Inteligência Artificial

Produção de chips trava ambição da China em IA e amplia vantagem dos EUA

Restrição a semicondutores de ponta e diferença de investimentos deixam empresas chinesas atrás de rivais como Nvidia, OpenAI e Anthropic

Principal dificuldade da China é a produção de chips nacionais potentes (Getty Images)

Principal dificuldade da China é a produção de chips nacionais potentes (Getty Images)

Marina Semensato
Marina Semensato

Colaboradora

Publicado em 16 de janeiro de 2026 às 09h46.

A produção de chips de inteligência artificial se tornou o principal gargalo da China na disputa pela liderança do setor com os Estados Unidos. Mesmo com os avanços recentes, desenvolvedores chineses apontam que o país tem poucas chances de alcançar os concorrentes americanos no curto prazo, devido à limitação no acesso a semicondutores de ponta.

As informações foram relatadas por pesquisadores e executivos chineses ao jornal Wall Street Journal. Um deles é Tang Jie, fundador da startup chinesa de IA Zhipu, que aponta as diferenças estruturais entre as potências, especialmente em hardware, como um obstáculo central.

O diagnóstico ganhou força após a Nvidia apresentar, em janeiro, sua linha de processadores Rubin, considerada a mais avançada para aplicações de IA. No anúncio, apenas empresas americanas foram citadas como clientes iniciais.

Desvantagem estrutural e custos indiretos

Sem acesso direto aos processadores, empresas chinesas buscam alternativas para usar chips da Nvidia, como o aluguel de data centers no Sudeste Asiático e no Oriente Médio. A estratégia, já adotada no passado para acessar a geração Blackwell, é considerada legal, mas envolve processos e custos que adicionam entraves operacionais e ampliam a desvantagem da China frente aos EUA, que operam com acesso direto aos chips.

Esse desequilíbrio afeta as perspectivas do setor. Justin Lin, líder do modelo Qwen, da Alibaba, estimou em 20% ou menos a chance de uma empresa chinesa superar a OpenAI e a Anthropic nos próximos três a cinco anos. Ele afirma que, enquanto empresas americanas concentram esforços em desenvolvimento e pesquisa de ponta, a China precisa priorizar demandas comerciais.

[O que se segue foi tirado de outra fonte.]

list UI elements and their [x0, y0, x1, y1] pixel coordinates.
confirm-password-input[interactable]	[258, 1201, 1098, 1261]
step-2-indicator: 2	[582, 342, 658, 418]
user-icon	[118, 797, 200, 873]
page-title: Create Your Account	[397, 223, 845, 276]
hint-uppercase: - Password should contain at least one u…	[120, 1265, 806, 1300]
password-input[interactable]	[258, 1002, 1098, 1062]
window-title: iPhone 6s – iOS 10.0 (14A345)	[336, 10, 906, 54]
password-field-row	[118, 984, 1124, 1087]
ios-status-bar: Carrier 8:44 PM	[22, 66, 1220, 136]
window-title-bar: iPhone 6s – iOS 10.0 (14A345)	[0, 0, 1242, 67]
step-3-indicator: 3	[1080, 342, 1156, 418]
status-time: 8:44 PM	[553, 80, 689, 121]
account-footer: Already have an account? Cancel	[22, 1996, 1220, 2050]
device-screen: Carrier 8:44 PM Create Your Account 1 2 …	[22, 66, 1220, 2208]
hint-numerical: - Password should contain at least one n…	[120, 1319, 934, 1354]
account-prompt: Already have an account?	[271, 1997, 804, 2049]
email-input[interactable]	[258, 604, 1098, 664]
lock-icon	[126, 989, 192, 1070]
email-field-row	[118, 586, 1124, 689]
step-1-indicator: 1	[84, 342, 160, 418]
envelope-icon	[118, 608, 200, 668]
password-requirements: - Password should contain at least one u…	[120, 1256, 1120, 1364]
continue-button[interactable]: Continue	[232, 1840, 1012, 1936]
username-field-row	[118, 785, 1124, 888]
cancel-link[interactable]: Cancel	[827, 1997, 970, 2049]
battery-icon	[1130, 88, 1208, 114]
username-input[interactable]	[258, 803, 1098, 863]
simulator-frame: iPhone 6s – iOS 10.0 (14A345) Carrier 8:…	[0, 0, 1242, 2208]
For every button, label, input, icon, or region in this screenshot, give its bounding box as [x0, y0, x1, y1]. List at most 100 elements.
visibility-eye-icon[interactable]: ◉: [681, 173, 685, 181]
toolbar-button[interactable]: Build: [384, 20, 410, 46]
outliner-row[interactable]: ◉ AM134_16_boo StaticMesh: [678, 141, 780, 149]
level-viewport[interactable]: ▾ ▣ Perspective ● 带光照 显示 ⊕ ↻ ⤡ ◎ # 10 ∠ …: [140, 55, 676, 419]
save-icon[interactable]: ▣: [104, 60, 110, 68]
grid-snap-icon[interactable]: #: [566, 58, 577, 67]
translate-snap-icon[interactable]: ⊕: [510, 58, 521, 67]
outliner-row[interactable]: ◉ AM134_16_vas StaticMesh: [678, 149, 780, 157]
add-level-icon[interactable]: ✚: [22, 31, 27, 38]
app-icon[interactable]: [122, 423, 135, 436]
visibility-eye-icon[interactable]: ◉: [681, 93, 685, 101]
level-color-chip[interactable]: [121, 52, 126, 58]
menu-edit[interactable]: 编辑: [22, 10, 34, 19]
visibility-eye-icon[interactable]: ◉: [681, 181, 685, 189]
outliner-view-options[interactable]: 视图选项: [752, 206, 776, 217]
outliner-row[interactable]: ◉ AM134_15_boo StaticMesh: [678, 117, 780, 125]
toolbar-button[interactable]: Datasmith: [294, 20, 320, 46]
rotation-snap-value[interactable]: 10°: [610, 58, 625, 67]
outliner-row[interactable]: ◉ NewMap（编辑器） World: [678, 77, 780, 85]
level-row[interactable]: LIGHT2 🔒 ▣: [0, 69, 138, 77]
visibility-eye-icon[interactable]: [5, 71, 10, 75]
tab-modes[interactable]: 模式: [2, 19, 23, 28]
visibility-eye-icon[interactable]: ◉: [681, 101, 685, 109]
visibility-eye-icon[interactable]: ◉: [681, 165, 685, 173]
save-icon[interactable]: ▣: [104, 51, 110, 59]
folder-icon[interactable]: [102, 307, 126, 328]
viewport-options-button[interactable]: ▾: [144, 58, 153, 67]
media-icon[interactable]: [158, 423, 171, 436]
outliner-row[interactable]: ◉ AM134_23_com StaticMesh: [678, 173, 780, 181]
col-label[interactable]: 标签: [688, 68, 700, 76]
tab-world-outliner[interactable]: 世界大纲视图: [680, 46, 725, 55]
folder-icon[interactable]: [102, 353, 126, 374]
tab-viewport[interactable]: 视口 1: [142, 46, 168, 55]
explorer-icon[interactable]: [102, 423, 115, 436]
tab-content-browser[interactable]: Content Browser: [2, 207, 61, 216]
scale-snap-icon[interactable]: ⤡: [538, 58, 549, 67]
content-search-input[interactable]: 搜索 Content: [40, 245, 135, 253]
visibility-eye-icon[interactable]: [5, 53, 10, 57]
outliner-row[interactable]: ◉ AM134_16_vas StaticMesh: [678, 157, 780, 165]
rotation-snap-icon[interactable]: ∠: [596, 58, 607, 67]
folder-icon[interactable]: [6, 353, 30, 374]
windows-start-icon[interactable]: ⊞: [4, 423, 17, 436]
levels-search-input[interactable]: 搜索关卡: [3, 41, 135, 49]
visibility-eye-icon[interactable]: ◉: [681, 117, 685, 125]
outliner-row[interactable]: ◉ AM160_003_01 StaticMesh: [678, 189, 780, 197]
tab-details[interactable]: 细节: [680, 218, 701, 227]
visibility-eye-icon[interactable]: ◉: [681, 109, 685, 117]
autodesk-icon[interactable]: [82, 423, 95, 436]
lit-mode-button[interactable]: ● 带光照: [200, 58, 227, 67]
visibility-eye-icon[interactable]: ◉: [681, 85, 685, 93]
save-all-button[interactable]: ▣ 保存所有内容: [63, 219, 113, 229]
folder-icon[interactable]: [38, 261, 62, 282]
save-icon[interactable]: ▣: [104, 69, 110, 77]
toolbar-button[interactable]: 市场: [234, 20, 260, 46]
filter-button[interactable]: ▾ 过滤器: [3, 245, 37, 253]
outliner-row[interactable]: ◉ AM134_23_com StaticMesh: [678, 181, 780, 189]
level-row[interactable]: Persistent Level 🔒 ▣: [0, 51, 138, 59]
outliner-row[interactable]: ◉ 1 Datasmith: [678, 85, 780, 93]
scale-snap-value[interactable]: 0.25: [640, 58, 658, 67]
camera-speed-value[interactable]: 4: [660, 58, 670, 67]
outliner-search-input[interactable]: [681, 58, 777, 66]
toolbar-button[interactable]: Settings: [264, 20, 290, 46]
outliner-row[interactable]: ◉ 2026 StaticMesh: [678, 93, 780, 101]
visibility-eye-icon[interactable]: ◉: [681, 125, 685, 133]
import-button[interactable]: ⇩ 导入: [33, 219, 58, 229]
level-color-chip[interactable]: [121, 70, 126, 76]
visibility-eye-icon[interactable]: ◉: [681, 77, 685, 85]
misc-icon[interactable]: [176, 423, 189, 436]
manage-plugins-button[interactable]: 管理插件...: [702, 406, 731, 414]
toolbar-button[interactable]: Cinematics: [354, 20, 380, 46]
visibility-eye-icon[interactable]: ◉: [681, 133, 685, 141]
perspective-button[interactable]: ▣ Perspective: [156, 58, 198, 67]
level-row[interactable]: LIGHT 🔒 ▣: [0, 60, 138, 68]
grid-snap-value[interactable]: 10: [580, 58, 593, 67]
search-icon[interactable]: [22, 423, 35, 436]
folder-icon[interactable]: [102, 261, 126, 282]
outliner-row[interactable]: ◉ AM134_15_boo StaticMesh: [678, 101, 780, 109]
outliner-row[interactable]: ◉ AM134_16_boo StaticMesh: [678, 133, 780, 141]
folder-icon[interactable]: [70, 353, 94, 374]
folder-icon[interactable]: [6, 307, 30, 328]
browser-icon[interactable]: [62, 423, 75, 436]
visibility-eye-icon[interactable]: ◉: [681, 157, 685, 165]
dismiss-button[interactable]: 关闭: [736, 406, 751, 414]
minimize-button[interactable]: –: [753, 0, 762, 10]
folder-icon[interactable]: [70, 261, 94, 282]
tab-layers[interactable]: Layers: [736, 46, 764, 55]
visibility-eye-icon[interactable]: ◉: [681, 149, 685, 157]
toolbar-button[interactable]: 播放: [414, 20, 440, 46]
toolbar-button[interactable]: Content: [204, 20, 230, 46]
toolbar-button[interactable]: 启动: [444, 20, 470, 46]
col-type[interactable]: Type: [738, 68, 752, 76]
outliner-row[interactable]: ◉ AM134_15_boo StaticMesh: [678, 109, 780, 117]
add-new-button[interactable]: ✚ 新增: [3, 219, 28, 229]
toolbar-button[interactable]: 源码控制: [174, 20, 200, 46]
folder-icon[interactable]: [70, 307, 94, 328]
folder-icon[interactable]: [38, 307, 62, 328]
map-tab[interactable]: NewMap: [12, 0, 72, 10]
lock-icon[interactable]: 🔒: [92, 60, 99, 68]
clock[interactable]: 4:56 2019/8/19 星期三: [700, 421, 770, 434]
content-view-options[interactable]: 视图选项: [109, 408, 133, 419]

Além disso, a política de exportação americana reforça o cenário ao desestimular investimentos chineses em IA de fronteira, enquanto os EUA ampliam seus investimentos em semicondutores mais potentes.

A desvantagem também passa pela questão de investimentos. Analistas do UBS estimam que o aporte de capital das principais empresas de internet da China — na maioria direcionado à IA — somou cerca de US$ 57 bilhões no ano passado. O valor equivale a aproximadamente um décimo do investimento realizado pelo setor nos EUA.

China está atrás, mas não fora da corrida

Apesar da desvantagem, o setor chinês de IA não pode ser descartado. Zhipu e MiniMax captaram, juntas, mais de US$ 1 bilhão em IPOs em Hong Kong só neste mês, por exemplo.

Além disso, empresas como a DeepSeek têm se adaptado bem à limitação de recursos ao implementar técnicas para aumentar a eficiência no treinamento de modelos e reduzir a defasagem em relação aos americanos. Segundo a organização Epoch AI, modelos da DeepSeek e da Alibaba reduziram essa diferença para cerca de quatro meses.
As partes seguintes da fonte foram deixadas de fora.